The Hall of Fame selection committee is sending a message loud and clear to future Hall of Famer Terrell Owens, but ESPN’s Bill Polian is sending a much stronger message: Get in line or be kept out!

It appears the former Indianapolis Colts general manager and I disagree on more than just athletes visiting the White House.

We have officially reached the height of Polian’s absurdity with his latest “my way or the highway” response regarding whether he would vote for Owens and Randy Moss to be enshrined into the Pro Football Hall of Fame.

While speaking to Clark Judge of Talk of Fame Sports Network, Polian had this to say:

“I take neither,” Polian said. “First of all, here’s my position: [I want players who] contribute both individually and to the team. T.O.’s situation, T.O.’s temperament, his ability to contribute to the team was well-known up front. He was going to be a problem. We did not want to deal with problem children. Others may. We didn’t. That’s number one. Number two, every year in Indianapolis we said the following: ‘The price of admission is 100% effort all the time in everything we do.’ Well, how can we take Randy Moss when we make that statement? It’s that simple.”

Whenever we have discussions such as this, we’re quick to highlight how Polian is a resident expert when it comes to the NFL, and we begin to run off a list of his Hall of Fame credentials. I’ll let other articles do that.

This isn’t about his resume or qualifications that made him successful as a general manager. This is a common sense issue. Anyone can see that Owens and Moss should unequivocally be in the Hall of Fame.

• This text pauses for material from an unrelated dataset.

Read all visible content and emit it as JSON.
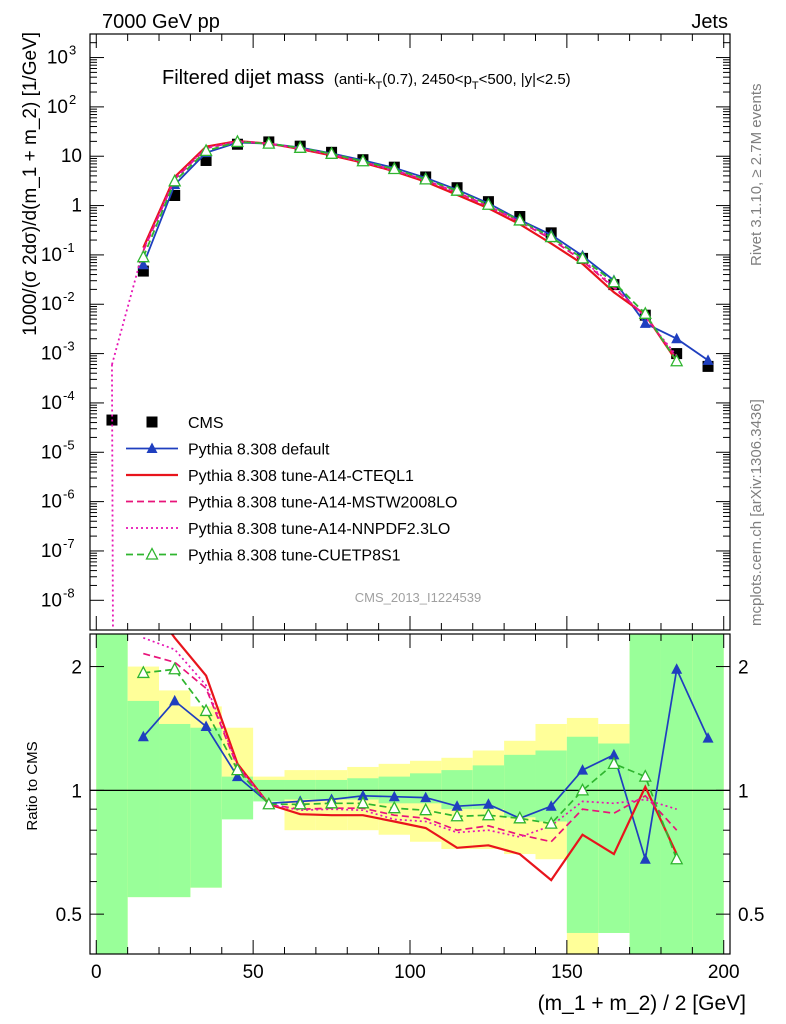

Now this isn’t the first time we’ve seen Hall of Fame snubs or a discussion about athletes who should undeniably be voted in, and it certainly won’t be the last time.

But to the selection committee and specifically Polian, what exactly are your criteria for eligibility and acceptance?

If there’s any hesitation as to whether someone should be voted in take a second to ask these series of questions: Did their talent match their production? Did they perform at an elite level for an extended period of time? When we bring up their respective position, are we forced to mention to their name? Was their talent must-see?

Check. Check. Check. Check.

Moss and Owens undoubtedly answered those questions with their body of work.

Polian made mention of how Owens was renowned for dropping passes and led the league in drops a few times. Is Polian aware that Brett Favre threw a plethora of interceptions, some in the biggest of in-game moments, and subsequently led the NFL in interceptions on several occasions?

Being such an NFL historian, I’m sure Polian is.

But Favre, with his storied career, made it into the Hall of Fame.


It’s because at the end of his playing career his dominance in every statistical category imaginable to quarterbacks was so irrefutable that his numbers warranted his nomination and eventual enshrinement.

Same argument goes for Owens and Moss.


Both had stellar careers indelibly stained with controversy on or off the field, drama, and several teams ultimately parting ways with both multiple times. Up goes the cry if they were so great, then why did so many teams release them? My retort to that is very simple: Why did other teams keep giving them another chance?

It’s because their talent and on-field productivity warranted they get another opportunity.

What kind of message are we sending if we totally ignore statistics, the eye test, talent and the acknowledgement from their very own peers that Owens and Moss are two of the best wide receivers to lace up a pair of cleats?

If two of the most successful coaches in NFL lore, Bill Parcells and Bill Belichick, both acknowledge that Owens and Moss should be in the Hall of fame, who is Polian to argue that?

Owens will be up for enshrinement for the third time next year, while Moss will be in his first year of eligibility. Much to his chagrin, Polian ultimately thinks Moss and Owens will eventually end up in Canton, Ohio, with him one day.

Owens and Moss being denied entry into the Hall of Fame would be more of a disgrace than actually letting them in.

Just maybe, one day, the voters will see it that way.